New York: Researchers have identified what they describe as "the long-sought culprit" that contributes to heart failure.
The research, published in the journal Nature, revealed that an enzyme called PDE-9 interferes with the body's natural "braking" system needed to neutralise stress on the heart.
"Like a play with multiple characters, heart muscle function is the result of a complex but perfectly synchronised interaction of several proteins, enzymes and hormones," said lead investigator Dong Lee, cardiology research associate at the Johns Hopkins University School of Medicine in the US.
Naturally found in the gut, kidneys and brain, PDE-9 is already a prime suspect in neurodegenerative conditions such as Alzheimer's, the researchers said.
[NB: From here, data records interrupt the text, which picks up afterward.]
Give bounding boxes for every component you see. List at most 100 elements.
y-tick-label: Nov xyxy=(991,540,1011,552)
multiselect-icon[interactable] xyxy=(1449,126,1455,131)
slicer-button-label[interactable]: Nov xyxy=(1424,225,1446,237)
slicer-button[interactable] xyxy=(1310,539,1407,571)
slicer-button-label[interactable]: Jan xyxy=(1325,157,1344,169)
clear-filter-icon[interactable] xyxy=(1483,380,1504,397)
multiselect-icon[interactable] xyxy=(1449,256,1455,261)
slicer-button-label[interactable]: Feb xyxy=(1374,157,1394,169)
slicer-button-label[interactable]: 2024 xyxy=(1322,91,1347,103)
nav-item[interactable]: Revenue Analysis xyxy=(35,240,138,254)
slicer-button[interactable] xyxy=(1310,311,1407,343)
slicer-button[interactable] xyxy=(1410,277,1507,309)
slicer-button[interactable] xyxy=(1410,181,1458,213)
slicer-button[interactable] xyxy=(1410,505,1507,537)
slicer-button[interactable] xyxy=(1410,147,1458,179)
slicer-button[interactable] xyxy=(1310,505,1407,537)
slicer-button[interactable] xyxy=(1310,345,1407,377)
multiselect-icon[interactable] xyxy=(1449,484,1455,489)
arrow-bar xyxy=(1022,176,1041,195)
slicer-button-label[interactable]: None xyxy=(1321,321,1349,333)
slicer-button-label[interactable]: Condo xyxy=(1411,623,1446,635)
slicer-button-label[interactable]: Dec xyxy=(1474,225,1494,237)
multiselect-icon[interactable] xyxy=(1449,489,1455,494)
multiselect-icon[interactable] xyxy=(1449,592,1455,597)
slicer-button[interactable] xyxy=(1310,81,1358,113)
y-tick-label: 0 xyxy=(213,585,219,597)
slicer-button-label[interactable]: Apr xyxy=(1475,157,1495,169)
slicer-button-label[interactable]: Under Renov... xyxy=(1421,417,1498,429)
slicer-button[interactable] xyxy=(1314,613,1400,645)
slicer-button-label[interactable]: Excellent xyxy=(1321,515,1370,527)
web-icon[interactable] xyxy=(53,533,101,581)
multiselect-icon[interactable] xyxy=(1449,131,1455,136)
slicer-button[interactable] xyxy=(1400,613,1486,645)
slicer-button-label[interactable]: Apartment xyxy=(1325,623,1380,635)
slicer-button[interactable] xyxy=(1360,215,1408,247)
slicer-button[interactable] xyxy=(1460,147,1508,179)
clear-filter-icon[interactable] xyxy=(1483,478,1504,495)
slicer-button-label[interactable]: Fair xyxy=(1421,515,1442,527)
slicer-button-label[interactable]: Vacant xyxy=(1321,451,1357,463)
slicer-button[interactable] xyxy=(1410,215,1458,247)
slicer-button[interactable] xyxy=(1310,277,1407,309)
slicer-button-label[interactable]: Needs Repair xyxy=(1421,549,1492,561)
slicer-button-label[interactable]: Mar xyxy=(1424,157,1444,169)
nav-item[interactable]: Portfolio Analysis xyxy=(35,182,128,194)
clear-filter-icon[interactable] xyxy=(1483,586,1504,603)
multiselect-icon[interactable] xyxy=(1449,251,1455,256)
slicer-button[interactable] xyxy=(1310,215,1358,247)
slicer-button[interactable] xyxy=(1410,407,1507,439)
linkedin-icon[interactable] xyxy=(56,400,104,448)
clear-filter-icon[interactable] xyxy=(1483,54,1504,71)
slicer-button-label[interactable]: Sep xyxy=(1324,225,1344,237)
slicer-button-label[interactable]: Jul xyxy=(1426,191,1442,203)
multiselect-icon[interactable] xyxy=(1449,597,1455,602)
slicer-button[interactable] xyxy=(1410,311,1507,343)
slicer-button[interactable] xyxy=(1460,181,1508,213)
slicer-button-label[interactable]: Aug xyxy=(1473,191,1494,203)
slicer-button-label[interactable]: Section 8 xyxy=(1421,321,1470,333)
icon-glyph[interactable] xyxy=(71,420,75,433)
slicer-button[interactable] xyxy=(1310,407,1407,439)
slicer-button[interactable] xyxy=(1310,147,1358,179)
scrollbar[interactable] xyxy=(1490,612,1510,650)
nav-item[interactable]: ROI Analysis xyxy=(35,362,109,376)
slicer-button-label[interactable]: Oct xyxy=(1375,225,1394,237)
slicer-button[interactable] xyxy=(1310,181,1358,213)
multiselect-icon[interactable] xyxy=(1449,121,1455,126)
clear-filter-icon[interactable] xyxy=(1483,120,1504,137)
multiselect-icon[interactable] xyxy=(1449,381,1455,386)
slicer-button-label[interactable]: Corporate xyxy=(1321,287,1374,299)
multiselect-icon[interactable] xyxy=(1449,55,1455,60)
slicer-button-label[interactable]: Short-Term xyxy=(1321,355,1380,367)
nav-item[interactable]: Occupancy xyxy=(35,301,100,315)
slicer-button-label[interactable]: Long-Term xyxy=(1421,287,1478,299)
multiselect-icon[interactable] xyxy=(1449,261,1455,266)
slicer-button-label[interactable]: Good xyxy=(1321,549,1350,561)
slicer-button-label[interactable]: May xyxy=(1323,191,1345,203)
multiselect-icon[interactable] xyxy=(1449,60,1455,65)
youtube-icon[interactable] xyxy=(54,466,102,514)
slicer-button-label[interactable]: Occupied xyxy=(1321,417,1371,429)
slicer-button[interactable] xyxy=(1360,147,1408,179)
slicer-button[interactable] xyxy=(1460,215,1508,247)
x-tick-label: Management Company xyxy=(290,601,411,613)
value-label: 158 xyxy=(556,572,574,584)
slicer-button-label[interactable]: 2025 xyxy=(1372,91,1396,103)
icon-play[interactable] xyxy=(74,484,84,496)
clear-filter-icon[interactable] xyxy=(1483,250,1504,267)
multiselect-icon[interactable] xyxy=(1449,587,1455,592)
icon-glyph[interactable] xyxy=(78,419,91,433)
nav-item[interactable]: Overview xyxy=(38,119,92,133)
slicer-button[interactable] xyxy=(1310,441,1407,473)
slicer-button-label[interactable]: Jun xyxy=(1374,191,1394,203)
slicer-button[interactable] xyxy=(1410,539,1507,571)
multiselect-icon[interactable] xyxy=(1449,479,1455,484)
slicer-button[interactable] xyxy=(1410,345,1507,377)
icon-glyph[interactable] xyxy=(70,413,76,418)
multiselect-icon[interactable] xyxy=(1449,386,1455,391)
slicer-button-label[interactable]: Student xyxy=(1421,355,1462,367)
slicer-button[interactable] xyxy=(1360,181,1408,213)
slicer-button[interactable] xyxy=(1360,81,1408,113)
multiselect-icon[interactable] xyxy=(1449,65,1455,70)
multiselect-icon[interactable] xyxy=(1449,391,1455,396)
But the new study shows that the enzyme's footprints are also present in heart cells and markedly elevated in patients with heart failure - evidence that PDE-9 is a multi-tasking "offender" and a key instigator of heart muscle demise, they added.
Working with lab animals and human heart cells, the scientists found that the enzyme PDE-9 wreaks mischief by gobbling up a signalling molecule, cGMP, which normally stimulates the production of a heart-protective protein called PKG.
The protein PKG is known to shield the heart muscle from the ravages of disease-causing stress, such as long-standing high blood pressure.
To understand the enzyme's role, the scientists exploited the knowledge that heart muscle health is safeguarded by two separate mechanisms, or signalling pathways.
Nearly a decade ago, researchers identified the culprit responsible for breakdown in one of the signalling pathways, an enzyme called PDE-5. Ever since then scientists have searched for the second "offender" that causes glitches in the other pathway.
The discovery of PDE-9 provides that long-sought break in the case, the researchers said.
In the current study, PDE-9 blockers not only stopped heart muscle enlargement and scarring in mice with heart failure, but they nearly reversed the effects of the disease.